Ficus des jardins Regina Elena, San Remo, Italie. 2019.

Ficus des jardins Regina Elena, San Remo, Italie. 2019.
(Credit : Roxanne Lajoie)

Parcourir l’Arbre
Se lier aux jardins
Se mêler aux forêts
Plonger au fond des terres
Pour renaître de l’argile

Andrée Chedid, Destination: Arbre

En 1957, Italo Calvino publie son roman Le baron perché, deuxième tome de sa trilogie Nos Ancêtres dans lequel le jeune baron Côme Laverse du Rondeau se réfugie dans un arbre en signe de protestation. Toute sa vie, il la passera perché, à observer le monde se soumettre aux contraintes de la vie sociale. Ce roman d’aventures fantaisistes n’est pas sans rappeler les contes philosophiques de Voltaire. Avec humour, Calvino y propose une réflexion sur les relations entre l’homme et la société, entre la civilisation et la nature. Deux ans plus tard, au Québec, dans le premier numéro de la revue Liberté, Paul-Marie Lapointe publie son poème Arbres, affirmant haut et fort son appartenance au territoire, son désir de possession. Son poème engagé s’inscrit dans ce courant que les critiques ont nommé «L’âge de la parole» d’après le recueil de Roland Giguère.
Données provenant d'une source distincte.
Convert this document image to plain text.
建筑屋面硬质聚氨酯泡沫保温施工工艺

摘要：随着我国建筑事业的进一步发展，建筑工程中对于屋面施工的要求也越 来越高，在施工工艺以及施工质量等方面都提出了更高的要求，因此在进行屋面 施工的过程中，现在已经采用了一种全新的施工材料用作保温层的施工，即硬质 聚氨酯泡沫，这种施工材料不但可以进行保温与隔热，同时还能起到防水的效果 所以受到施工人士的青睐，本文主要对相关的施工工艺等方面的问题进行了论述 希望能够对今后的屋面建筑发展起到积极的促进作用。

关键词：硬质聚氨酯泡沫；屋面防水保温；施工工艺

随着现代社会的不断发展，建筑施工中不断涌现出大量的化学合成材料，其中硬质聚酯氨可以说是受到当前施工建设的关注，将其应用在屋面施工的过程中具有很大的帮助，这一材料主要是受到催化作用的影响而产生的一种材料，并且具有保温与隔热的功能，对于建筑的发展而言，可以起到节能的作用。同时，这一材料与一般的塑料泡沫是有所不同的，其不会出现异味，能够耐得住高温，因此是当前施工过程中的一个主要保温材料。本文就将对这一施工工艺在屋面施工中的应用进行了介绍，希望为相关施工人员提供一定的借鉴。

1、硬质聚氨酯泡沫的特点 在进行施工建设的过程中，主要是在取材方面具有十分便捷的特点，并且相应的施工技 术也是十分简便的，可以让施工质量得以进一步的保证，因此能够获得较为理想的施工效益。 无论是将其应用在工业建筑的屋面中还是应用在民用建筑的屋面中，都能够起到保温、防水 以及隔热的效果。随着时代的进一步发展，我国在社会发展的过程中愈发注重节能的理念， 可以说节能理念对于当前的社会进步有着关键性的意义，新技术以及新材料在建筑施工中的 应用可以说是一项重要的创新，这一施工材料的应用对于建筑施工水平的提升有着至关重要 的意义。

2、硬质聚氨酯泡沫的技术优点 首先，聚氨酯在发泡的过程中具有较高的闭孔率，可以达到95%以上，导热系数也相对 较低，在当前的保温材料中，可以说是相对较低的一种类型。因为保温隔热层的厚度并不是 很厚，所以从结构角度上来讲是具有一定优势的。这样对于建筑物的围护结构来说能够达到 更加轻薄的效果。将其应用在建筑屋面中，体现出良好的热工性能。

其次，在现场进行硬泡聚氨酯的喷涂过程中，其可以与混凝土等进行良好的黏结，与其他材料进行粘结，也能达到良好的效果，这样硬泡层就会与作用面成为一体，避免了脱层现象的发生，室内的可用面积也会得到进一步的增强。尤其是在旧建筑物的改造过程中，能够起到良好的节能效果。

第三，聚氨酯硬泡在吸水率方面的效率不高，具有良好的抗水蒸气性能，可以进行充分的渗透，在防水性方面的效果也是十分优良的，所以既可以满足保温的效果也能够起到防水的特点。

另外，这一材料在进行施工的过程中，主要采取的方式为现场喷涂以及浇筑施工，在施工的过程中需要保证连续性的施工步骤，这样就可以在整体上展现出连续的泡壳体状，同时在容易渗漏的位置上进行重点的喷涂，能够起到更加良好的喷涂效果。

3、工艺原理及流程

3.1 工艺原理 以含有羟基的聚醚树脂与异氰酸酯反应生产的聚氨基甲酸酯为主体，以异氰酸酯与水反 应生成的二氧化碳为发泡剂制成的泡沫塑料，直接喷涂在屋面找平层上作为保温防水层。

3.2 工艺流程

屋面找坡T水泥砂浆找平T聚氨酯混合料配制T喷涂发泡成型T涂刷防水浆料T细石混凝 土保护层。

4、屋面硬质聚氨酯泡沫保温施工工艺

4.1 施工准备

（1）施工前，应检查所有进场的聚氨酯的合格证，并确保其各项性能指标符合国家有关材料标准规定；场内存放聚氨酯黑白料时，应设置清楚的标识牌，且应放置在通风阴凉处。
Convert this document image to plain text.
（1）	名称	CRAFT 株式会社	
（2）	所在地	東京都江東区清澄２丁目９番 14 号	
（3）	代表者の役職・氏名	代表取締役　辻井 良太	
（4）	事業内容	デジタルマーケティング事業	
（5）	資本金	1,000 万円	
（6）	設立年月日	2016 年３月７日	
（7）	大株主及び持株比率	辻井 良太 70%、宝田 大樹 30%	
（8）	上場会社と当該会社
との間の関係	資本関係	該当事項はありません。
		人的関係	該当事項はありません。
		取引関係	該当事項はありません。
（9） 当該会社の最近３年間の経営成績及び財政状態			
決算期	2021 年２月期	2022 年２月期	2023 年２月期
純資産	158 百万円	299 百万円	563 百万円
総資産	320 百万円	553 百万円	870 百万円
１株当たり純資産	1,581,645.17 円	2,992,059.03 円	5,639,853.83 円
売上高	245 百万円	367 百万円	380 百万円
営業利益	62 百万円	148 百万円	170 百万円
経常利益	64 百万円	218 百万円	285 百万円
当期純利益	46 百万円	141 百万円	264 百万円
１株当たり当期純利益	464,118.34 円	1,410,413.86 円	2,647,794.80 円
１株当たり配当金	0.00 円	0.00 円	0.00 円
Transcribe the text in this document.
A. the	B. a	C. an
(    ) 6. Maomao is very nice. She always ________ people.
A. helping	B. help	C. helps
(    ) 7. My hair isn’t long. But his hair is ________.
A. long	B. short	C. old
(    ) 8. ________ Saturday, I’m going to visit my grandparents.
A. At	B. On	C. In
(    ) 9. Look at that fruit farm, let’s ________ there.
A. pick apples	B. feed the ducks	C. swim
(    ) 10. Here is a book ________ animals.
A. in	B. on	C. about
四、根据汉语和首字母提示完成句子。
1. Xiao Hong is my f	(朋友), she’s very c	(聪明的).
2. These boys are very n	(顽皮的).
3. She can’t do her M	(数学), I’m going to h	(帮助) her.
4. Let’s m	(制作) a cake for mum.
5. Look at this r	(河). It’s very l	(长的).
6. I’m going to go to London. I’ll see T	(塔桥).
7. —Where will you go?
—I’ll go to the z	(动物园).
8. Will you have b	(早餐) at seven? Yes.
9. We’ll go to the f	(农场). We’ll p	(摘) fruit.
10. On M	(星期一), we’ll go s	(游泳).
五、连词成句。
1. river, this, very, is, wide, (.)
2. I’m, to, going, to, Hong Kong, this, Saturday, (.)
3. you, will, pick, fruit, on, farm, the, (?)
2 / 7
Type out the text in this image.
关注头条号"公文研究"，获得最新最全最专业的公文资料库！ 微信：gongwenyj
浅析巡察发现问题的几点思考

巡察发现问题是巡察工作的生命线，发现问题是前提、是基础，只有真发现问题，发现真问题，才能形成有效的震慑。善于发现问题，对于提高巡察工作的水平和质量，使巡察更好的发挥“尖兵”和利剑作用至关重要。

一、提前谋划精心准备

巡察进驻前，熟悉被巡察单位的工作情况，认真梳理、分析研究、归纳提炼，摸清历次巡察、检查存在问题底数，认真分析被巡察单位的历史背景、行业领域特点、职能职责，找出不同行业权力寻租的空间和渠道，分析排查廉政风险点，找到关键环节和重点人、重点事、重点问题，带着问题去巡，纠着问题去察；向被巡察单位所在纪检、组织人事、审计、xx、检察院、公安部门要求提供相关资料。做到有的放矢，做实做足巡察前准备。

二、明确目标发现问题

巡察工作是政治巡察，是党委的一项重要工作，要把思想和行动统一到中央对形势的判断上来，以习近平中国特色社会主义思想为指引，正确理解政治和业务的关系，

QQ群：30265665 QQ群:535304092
Le romancier italien, dont le père était agronome et la mère professeure de botanique, a fait des études d’agronomie, avant ses Lettres. Le poète québécois quant à lui, s’est inspiré d’un traité de botanique: Arbres indigènes du Canada de R.C. Hosie pour nourrir son poème. Certains intellectuels nationalistes lui reprochent d’ailleurs d’avoir préféré un ouvrage canadien plutôt que La Flore laurentienne du frère Marie-Victorin. Quoiqu’il en soit, il apparaît évident que les deux textes, malgré leur genre différent, ont des assises scientifiques, et se font écho pour exprimer toute l’importance du rôle de la nature dans l’acte de révolte. J’analyserai les deux œuvres en empruntant les approches géopoétique et mythologique, afin de circonscrire le territoire géographique et habitable et de démontrer que l’arbre est un refuge, un lieu et un symbole d’affirmation.

Un royaume arboricole

Italo Calvino a campé son histoire durant le siècle des Lumières, en Ligurie, région d’où est originaire sa famille. À cette époque, différents royaumes se déchirent encore le territoire de l’actuelle Italie. Le narrateur intradiégétique, frère cadet du protagoniste, raconte comment à l’âge de douze ans, le 15 juin 1767, Côme défie l’autorité paternelle en grimpant dans la grande yeuse du jardin. Dégoûté par les escargots qu’on le force à manger, mais surtout ennuyé par les idées désuètes de son père, à contre-courant du siècle des Lumières, qui se «targu[e] d’avoir droit au titre de duc d’Ombreuse et pens[e] uniquement à des questions de généalogie, de successions, de rivalités, d’alliances», (Calvino: 12), Côme sort de table et monte dans un chêne. Il n’est pas étonnant que pour se révolter, Côme décide de grimper à un arbre. Son geste d’insoumis est un pied de nez aux ambitions généalogiques de son père. Le jeune homme ne redescend jamais sur terre, devient le Baron perché d’Ombreuse, et disparaît à l’âge de 65 ans, alors qu’agonisant sur la cime d’un noyer au centre de la place, il s’accroche à l’ancre d’une montgolfière en déroute prise dans le vent. À la fin du récit, le narrateur ajoute : «C’est ainsi que nous le vîmes s’envoler, entraîné par le vent, freinant à peine la course du ballon – et disparaître au-dessus de la mer. […] il ne nous accorda même pas la satisfaction de le ramener sur terre après sa mort.» (Calvino: 393)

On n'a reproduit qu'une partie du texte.